The following diagram depicts the hexagonal architecture, from Vaughn Vernon's book, Implementation Domain-Driven Design, with a few modifications:

Figure 6.12: Hexagonal architecture

As you can see in the preceding diagram, at the center is the Application core. It contains all of the business logic and creates a boundary. And at the heart, it is the Domain Model, which contains rich behavior domain models, not anemic ones. Around the Application core are the Adapters that translate outside events that arrived at different ports into API calls to the Application core, such as the A, B, and C adapters in the diagram.

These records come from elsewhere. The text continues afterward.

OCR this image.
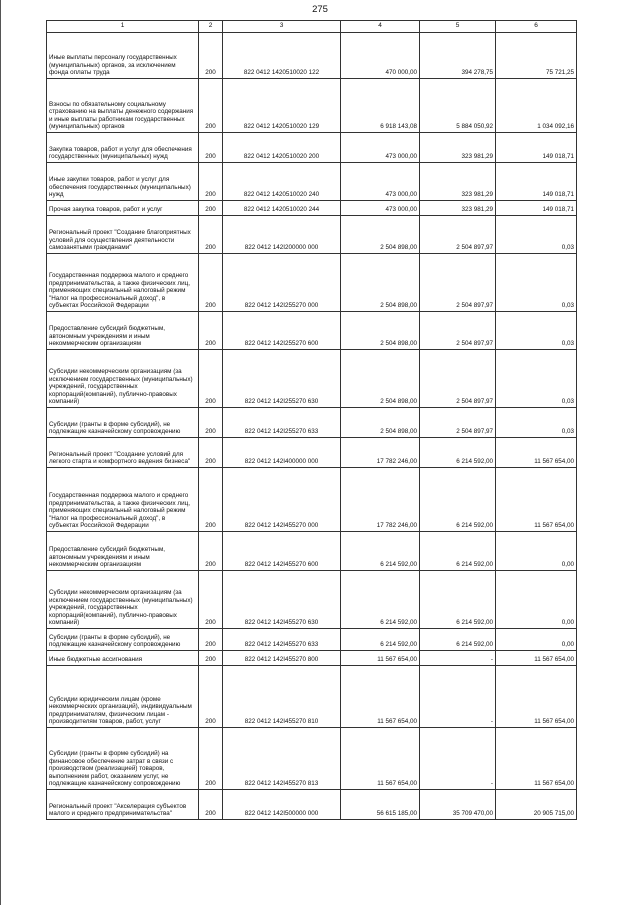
275
1	2	3	4	5	6
Иные выплаты персоналу государственных (муниципальных) органов, за исключением фонда оплаты труда	200	822 0412 1420510020 122	470 000,00	394 278,75	75 721,25
Взносы по обязательному социальному страхованию на выплаты денежного содержания и иные выплаты работникам государственных (муниципальных) органов	200	822 0412 1420510020 129	6 918 143,08	5 884 050,92	1 034 092,16
Закупка товаров, работ и услуг для обеспечения государственных (муниципальных) нужд	200	822 0412 1420510020 200	473 000,00	323 981,29	149 018,71
Иные закупки товаров, работ и услуг для обеспечения государственных (муниципальных) нужд	200	822 0412 1420510020 240	473 000,00	323 981,29	149 018,71
Прочая закупка товаров, работ и услуг	200	822 0412 1420510020 244	473 000,00	323 981,29	149 018,71
Региональный проект "Создание благоприятных условий для осуществления деятельности самозанятыми гражданами"	200	822 0412 142I200000 000	2 504 898,00	2 504 897,97	0,03
Государственная поддержка малого и среднего предпринимательства, а также физических лиц, применяющих специальный налоговый режим "Налог на профессиональный доход", в субъектах Российской Федерации	200	822 0412 142I255270 000	2 504 898,00	2 504 897,97	0,03
Предоставление субсидий бюджетным, автономным учреждениям и иным некоммерческим организациям	200	822 0412 142I255270 600	2 504 898,00	2 504 897,97	0,03
Субсидии некоммерческим организациям (за исключением государственных (муниципальных) учреждений, государственных корпораций(компаний), публично-правовых компаний)	200	822 0412 142I255270 630	2 504 898,00	2 504 897,97	0,03
Субсидии (гранты в форме субсидий), не подлежащие казначейскому сопровождению	200	822 0412 142I255270 633	2 504 898,00	2 504 897,97	0,03
Региональный проект "Создание условий для легкого старта и комфортного ведения бизнеса"	200	822 0412 142I400000 000	17 782 246,00	6 214 592,00	11 567 654,00
Государственная поддержка малого и среднего предпринимательства, а также физических лиц, применяющих специальный налоговый режим "Налог на профессиональный доход", в субъектах Российской Федерации	200	822 0412 142I455270 000	17 782 246,00	6 214 592,00	11 567 654,00
Предоставление субсидий бюджетным, автономным учреждениям и иным некоммерческим организациям	200	822 0412 142I455270 600	6 214 592,00	6 214 592,00	0,00
Субсидии некоммерческим организациям (за исключением государственных (муниципальных) учреждений, государственных корпораций(компаний), публично-правовых компаний)	200	822 0412 142I455270 630	6 214 592,00	6 214 592,00	0,00
Субсидии (гранты в форме субсидий), не подлежащие казначейскому сопровождению	200	822 0412 142I455270 633	6 214 592,00	6 214 592,00	0,00
Иные бюджетные ассигнования	200	822 0412 142I455270 800	11 567 654,00	-	11 567 654,00
Субсидии юридическим лицам (кроме некоммерческих организаций), индивидуальным предпринимателям, физическим лицам - производителям товаров, работ, услуг	200	822 0412 142I455270 810	11 567 654,00	-	11 567 654,00
Субсидии (гранты в форме субсидий) на финансовое обеспечение затрат в связи с производством (реализацией) товаров, выполнением работ, оказанием услуг, не подлежащие казначейскому сопровождению	200	822 0412 142I455270 813	11 567 654,00	-	11 567 654,00
Региональный проект "Акселерация субъектов малого и среднего предпринимательства"	200	822 0412 142I500000 000	56 615 185,00	35 709 470,00	20 905 715,00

Other adapters, such as Adapter E, interact with the database, while Adapter F interacts with Elasticsearch. Adapter G saves data in memory. Note that all of the arrows in the diagram are unidirectional to indicate which interactions were triggered from which side. It doesn't mean that the interaction is in one direction.

The hexagonal architecture is a natural fit for Domain-Driven Design (DDD). It isolates the domain logic from the infrastructure, such as the database, search engine, message queue, mail delivery, and the cache system. It can be extended to support different types of clients easily. Just add a new adapter to it. 

For TaskAgile, we will use hexagonal architecture and practice DDD. We will discuss this architecture in detail along the way. Meanwhile, if you're interested to learn more about the hexagonal architecture, I recommend that you read Alistair Cockburn's blog on hexagonal architecture and the C2 wiki at http://wiki.c2.com/?HexagonalArchitecture.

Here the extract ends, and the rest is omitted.